El valor de la escritura. #loscuentosdeflora

¡Bienvenidos de nuevo!





























Tras estos días aciagos de conflictos políticos, incendios, desgracias  y despropósitos, quiero abrir una ventana agradable y  ofreceros un respiro…

Hoy comparto con vosotros una de mis fuentes de inspiración. La música.
Ese halo invisible que nos llega al corazón.  Y también  al cerebro; a ese recóndito lugar,  donde  los sentimientos, el  pensamiento  y  el  ánimo son capaces de resurgir, con la fuerza que la música nos transmite:  — evocando emociones,  donde fracasaron las palabras—.   
Música y escritura, frecuentemente compañeras de un mismo origen que las posibilita: los árboles.



Un valioso ser de la naturaleza cuya madera  moldeamos a placer, para obtener los tesoros que esconden bajo la burda apariencia de su corteza, esa que protege la savia  y que nutre las hojas verdes de las que mana el oxígeno, fuente de vida para la humanidad. Solo por ello merecen nuestro respeto, nuestros cuidados y nuestra gratitud.    

La celebración del día de las escritoras, el pasado día dieciséis de octubre, se hizo a modo de  homenaje a las mujeres escritoras —algunas con seudónimos de hombre para no levantar sospechas—, pero también para el reconocimiento de las mujeres tenaces y  emprendedoras  que ha habido en la historia; también la reciente.  Esta celebración me hizo evocar un cuento que escribí hace algún tiempo y del que he querido compartir un fragmento que está contenido en  mi volumen de relatos EntreTRENimientos.  

Pero la inspiración de este relato, no fue la música. Está basado en las experiencias que mi abuela materna me había contado, pues era de las pocas afortunadas que sabía escribir y con una caligrafía muy bonita.

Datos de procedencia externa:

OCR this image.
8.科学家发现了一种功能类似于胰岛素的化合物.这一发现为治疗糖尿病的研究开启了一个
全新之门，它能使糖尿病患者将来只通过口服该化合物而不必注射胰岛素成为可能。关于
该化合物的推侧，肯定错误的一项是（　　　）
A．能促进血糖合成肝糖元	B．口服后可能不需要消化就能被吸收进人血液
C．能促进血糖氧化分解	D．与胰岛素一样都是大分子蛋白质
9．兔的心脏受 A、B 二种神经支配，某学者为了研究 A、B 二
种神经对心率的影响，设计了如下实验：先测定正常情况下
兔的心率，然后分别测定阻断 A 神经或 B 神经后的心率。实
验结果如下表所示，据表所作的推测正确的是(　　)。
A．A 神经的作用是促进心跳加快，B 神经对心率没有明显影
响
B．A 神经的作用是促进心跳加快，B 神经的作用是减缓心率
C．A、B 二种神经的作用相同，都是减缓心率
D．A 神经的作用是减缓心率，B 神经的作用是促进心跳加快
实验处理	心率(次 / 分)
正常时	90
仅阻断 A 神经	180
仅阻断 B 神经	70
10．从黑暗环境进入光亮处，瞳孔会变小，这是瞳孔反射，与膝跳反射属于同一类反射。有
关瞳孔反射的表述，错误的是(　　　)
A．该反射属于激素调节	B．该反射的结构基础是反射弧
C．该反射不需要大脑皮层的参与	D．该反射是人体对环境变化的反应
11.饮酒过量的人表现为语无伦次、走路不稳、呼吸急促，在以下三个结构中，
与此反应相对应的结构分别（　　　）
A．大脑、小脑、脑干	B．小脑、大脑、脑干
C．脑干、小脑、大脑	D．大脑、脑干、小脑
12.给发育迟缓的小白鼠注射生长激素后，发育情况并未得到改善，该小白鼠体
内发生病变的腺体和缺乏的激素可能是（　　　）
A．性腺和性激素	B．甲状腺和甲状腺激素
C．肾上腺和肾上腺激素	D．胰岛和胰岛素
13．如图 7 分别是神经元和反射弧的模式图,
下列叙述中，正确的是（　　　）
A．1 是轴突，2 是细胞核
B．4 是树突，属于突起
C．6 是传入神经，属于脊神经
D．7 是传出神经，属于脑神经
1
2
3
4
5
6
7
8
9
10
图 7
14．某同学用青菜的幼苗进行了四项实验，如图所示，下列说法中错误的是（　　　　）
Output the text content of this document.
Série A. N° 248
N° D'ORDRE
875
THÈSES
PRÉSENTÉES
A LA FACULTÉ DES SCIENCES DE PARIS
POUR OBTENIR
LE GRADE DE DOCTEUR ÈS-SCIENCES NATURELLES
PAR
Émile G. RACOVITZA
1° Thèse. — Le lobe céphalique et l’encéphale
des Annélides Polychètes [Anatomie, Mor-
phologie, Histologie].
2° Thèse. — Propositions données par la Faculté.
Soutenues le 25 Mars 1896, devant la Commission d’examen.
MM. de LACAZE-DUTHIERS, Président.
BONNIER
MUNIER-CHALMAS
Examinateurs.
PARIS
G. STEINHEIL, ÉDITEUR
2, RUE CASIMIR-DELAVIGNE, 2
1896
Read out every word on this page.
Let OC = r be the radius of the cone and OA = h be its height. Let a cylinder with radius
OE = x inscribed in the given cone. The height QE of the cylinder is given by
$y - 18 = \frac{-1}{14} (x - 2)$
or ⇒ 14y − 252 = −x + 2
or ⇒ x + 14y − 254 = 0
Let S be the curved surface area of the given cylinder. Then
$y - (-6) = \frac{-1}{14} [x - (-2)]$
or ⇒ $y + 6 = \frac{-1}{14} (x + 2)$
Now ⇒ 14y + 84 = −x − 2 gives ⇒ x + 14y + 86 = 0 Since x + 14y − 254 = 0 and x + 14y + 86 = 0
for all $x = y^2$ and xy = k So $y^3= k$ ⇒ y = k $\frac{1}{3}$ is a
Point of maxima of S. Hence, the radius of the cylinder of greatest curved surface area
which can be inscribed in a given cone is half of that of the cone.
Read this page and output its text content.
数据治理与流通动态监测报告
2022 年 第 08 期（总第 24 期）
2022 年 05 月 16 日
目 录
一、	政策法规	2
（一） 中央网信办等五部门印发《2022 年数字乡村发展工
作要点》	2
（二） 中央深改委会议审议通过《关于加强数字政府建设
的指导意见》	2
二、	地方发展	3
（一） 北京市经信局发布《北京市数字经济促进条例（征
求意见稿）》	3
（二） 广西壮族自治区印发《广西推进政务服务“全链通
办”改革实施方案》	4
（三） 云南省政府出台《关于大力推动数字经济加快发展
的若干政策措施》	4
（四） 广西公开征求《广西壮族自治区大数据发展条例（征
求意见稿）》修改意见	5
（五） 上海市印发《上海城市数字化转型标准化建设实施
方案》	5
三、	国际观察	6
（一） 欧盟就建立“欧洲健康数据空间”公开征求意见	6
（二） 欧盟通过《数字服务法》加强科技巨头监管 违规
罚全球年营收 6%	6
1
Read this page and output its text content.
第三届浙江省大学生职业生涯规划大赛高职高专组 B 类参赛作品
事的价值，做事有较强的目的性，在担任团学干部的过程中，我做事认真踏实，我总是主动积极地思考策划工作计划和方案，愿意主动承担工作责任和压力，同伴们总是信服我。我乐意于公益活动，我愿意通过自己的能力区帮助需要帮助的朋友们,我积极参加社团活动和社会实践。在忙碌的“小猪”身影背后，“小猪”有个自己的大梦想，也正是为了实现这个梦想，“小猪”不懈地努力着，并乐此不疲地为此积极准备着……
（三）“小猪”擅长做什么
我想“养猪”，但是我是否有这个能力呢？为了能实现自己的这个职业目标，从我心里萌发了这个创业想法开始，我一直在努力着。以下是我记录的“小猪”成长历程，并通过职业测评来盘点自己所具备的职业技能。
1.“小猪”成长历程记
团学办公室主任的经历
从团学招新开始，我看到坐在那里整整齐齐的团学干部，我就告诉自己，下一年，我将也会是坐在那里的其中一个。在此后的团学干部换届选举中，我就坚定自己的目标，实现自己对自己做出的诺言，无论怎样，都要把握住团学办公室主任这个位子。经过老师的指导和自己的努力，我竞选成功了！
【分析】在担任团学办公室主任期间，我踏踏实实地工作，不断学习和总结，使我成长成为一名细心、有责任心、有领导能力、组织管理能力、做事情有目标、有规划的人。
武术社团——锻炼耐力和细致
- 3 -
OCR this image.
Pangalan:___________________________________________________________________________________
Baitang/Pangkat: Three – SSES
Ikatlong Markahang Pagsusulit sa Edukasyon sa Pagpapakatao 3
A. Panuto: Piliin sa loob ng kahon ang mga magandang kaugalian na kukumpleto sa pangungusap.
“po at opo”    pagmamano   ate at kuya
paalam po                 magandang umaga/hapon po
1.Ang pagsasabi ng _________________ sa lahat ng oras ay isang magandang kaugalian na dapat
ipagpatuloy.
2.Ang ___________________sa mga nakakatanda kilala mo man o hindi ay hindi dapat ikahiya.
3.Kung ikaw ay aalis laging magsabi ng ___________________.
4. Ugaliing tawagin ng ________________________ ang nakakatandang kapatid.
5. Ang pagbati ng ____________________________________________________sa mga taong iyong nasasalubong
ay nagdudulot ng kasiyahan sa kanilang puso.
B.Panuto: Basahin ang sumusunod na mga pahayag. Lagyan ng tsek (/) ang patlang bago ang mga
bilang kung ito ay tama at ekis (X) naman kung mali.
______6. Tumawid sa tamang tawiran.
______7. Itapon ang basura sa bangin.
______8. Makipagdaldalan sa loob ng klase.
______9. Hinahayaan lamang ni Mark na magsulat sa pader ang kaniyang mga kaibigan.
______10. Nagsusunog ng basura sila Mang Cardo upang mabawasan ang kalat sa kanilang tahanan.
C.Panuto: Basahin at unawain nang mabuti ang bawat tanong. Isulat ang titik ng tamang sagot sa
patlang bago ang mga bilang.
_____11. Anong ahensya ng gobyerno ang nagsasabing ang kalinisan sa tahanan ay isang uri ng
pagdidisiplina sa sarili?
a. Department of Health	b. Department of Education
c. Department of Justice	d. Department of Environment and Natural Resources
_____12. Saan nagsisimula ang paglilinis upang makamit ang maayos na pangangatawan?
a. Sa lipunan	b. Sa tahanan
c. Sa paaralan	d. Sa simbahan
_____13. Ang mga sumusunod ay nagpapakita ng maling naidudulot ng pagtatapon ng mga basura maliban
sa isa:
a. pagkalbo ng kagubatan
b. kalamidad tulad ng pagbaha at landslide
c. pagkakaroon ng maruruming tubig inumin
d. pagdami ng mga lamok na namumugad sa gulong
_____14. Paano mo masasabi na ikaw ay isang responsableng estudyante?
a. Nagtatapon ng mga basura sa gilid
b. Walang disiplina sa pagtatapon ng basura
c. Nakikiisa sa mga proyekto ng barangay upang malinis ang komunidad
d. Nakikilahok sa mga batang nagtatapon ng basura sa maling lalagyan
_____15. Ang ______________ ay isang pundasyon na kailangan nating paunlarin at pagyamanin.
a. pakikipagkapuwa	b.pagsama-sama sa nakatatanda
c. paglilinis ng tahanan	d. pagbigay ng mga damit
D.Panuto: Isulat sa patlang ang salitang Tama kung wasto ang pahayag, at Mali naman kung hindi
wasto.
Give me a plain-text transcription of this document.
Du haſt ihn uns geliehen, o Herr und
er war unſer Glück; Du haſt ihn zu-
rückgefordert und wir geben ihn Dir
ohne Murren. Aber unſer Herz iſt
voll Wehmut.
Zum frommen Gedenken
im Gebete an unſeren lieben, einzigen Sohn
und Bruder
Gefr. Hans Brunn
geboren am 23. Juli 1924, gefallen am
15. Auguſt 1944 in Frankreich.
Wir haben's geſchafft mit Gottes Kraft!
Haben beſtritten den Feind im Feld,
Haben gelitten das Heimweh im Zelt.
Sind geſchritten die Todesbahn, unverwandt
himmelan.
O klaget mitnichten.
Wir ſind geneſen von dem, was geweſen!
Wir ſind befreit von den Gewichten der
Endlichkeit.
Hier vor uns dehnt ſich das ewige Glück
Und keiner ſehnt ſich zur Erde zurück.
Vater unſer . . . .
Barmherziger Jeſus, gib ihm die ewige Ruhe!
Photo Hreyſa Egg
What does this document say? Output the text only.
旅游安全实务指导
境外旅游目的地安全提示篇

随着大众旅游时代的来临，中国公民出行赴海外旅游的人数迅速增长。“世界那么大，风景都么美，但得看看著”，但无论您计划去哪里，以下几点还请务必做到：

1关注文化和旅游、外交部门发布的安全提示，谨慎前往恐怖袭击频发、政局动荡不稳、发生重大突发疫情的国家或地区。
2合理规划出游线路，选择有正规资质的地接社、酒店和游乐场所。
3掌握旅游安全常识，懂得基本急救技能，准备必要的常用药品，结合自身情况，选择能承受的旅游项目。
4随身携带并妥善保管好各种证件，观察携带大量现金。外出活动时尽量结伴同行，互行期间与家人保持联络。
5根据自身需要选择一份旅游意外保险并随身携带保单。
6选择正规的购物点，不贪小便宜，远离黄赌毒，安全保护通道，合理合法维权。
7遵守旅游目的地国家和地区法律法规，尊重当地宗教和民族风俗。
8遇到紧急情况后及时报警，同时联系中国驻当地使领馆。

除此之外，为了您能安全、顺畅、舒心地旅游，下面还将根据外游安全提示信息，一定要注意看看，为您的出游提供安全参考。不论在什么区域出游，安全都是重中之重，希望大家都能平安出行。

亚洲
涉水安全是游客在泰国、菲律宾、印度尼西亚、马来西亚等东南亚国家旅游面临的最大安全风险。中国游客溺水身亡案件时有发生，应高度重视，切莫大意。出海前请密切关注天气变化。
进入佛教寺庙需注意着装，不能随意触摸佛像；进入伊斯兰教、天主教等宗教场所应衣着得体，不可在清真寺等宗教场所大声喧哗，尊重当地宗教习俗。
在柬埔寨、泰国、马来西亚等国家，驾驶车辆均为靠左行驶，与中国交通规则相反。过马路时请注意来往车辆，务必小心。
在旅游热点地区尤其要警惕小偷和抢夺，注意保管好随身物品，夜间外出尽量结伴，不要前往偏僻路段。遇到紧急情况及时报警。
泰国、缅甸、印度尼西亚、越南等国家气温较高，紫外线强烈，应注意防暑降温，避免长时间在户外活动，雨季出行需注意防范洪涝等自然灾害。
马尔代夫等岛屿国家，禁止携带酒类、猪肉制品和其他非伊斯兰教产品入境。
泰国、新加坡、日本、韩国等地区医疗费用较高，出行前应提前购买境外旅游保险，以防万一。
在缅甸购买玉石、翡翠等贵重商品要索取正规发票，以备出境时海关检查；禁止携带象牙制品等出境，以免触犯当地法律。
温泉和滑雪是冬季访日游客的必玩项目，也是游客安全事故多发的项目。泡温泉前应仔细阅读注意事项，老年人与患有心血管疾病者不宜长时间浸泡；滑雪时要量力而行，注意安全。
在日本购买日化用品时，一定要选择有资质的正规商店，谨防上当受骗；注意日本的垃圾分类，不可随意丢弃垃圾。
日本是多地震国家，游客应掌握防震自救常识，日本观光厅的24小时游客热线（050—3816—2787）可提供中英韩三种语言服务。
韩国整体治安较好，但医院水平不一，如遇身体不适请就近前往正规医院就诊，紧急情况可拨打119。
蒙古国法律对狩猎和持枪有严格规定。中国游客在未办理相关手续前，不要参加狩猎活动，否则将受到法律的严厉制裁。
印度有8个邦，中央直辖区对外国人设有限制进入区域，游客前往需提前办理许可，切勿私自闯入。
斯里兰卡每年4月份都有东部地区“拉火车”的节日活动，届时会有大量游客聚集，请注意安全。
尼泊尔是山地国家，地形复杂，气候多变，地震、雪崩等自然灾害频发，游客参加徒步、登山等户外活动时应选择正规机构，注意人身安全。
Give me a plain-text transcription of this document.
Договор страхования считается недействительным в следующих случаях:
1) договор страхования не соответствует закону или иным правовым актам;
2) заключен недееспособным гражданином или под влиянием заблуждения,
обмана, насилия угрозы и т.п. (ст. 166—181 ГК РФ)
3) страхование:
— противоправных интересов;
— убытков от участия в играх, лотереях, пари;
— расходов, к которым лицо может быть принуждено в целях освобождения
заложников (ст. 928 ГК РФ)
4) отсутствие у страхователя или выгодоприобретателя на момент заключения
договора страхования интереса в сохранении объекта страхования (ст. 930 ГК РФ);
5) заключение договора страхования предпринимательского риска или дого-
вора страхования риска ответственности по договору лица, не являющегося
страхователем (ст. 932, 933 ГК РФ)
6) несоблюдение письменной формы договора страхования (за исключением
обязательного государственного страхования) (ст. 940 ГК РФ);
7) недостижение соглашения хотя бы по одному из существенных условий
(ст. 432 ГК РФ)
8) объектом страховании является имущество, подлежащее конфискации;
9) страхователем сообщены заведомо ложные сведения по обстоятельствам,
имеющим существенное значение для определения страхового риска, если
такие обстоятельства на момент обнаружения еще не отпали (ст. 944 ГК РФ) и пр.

También sabía componer rimas y poemas y le gustaba enseñarme a hacer pareados cuando  me quedaba en su casa a merendar pan con vino y azúcar o pan con chocolate.  Fue en aquellas tardes otoñales, mientras yo reseguia   con fruición las letras punteadas en los cuadernos de caligrafía, cuando me contaba que muchas de sus conocidas y parientes no sabían escribir. 
A pesar de mi corta edad, entendí que aquello que me decía mi abuela con cariño — mientras tutelaba  con su mano el lápiz que yo sujetaba entre los dedos— , era muy  importante. Un hecho que yo misma pude comprobar en los años siguientes al observar a  algunos familiares de mis amigas y compañeras de clase: algunas de sus madres no sabían leer ni escribir.  Eran mis amigas las que les leían las cartas de sus parientes y las que repasaban las cuentas de la compra. Y eran mis compañeras las que las acompañaban a sus madres cuando tenían que ir al centro de Barcelona, porque no sabían leer las paradas del metro  y que, sintiéndose inseguras temían perderse.   Era la década comprendida entre  mil novecientos sesenta y setenta. No hace tanto de eso. Y por ello quise refrendar algunos de estos hechos en mis escritos.                 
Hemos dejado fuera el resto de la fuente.